PFAS: o que são e de que forma contaminam os alimentos

Mas afinal o que são PFAS?

As substâncias perfluoroalquiladas e polifluoroalquiladas, mais conhecidas como PFAS, são uma vasta família de mais de 4.000 substâncias químicas que não ocorrem naturalmente na natureza.

Trata-se de compostos sintéticos persistentes, ou seja, produzidos industrialmente e que não se degradam com facilidade. Por isso, são designados de “químicos eternos” (forever chemicals). Isto acontece porque apresentam ligações do tipo carbono-flúor, uma das ligações mais fortes que existe na natureza.

Existem PFAS de cadeia longa e de cadeia curta e todos são bioacumulativos, ou seja, são absorvidos pelo organismo e não são excretados, pelo que se vão tornando cada vez mais concentrados à medida que percorrem a cadeia alimentar.

Ao contrário de outros poluentes orgânicos persistentes (POPs) que se acumulam nos tecidos adiposos (como por exemplo, os PCB – sabe mais sobre estes poluentes neste artigo), as PFAS acumulam-se em partes do corpo ricas em proteínas, como por exemplo o sangue, o fígado e os rins.

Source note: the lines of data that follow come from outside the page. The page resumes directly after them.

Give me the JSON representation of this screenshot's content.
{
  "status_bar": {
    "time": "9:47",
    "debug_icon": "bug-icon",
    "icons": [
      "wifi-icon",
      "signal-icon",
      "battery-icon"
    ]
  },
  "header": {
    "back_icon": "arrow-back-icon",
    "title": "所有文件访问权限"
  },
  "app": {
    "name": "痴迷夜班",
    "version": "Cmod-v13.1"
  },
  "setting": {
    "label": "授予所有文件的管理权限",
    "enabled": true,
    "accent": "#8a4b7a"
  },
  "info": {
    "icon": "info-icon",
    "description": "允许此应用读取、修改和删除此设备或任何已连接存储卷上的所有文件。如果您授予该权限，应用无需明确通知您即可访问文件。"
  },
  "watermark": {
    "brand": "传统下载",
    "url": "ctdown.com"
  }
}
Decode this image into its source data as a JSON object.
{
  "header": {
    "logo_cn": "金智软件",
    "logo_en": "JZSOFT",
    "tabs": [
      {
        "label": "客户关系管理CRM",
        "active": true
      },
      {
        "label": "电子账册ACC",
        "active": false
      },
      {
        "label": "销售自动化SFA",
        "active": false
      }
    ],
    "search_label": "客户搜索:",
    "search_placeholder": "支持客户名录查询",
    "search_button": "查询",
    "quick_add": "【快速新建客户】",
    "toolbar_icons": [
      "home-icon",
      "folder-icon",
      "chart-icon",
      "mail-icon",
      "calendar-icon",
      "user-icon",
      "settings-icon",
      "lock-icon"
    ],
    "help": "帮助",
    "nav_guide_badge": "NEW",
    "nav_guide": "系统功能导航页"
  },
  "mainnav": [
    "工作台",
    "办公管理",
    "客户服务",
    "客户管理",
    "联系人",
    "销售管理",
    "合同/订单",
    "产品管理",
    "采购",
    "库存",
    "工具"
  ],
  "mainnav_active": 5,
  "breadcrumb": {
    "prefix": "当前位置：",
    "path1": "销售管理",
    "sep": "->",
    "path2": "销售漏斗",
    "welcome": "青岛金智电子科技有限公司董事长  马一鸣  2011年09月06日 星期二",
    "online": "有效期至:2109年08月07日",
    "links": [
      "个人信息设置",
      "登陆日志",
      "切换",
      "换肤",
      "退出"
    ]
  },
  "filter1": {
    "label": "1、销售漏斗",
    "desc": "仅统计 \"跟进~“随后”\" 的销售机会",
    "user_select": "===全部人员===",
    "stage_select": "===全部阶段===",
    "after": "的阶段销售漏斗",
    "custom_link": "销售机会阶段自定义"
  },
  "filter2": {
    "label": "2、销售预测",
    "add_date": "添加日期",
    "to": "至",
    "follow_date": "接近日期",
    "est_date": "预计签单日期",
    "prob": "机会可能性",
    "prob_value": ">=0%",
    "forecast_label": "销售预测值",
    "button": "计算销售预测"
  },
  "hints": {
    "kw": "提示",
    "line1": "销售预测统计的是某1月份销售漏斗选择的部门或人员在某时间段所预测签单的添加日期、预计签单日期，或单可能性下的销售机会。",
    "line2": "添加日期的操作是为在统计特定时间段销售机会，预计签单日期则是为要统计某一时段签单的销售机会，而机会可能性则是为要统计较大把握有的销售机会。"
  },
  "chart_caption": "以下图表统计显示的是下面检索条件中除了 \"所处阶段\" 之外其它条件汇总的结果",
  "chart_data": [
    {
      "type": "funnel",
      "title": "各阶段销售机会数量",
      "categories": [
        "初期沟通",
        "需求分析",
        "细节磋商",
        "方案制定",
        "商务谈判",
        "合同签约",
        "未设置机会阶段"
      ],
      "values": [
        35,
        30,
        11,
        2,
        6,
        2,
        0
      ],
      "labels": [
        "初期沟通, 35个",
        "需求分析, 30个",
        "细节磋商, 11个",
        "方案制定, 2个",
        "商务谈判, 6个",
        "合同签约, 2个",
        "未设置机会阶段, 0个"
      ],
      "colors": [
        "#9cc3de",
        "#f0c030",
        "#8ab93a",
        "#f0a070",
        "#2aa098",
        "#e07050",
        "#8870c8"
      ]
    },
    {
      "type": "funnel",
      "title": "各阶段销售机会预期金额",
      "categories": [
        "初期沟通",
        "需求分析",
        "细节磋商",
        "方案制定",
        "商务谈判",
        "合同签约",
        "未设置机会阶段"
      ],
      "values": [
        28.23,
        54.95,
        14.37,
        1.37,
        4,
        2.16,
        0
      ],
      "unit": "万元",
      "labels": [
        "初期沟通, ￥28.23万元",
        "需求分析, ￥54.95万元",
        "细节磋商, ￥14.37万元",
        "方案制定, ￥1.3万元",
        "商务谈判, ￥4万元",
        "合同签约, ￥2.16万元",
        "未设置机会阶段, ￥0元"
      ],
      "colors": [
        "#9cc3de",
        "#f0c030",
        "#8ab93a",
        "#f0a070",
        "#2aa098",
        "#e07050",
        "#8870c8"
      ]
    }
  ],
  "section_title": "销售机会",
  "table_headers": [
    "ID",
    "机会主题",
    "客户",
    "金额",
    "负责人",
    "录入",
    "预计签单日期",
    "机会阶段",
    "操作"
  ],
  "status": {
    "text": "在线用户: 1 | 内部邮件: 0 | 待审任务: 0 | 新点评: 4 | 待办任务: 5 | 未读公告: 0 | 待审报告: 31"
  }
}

Onde são utilizadas as PFAS?

Desde 1940 que as PFAS são largamente utilizadas em vários produtos, equipamentos e processos industriais. Essencialmente, por possuírem propriedades físico-químicas muito interessantes tais como a sua durabilidade; capacidade de repelir o óleo e a água e a sua estabilidade térmica e química.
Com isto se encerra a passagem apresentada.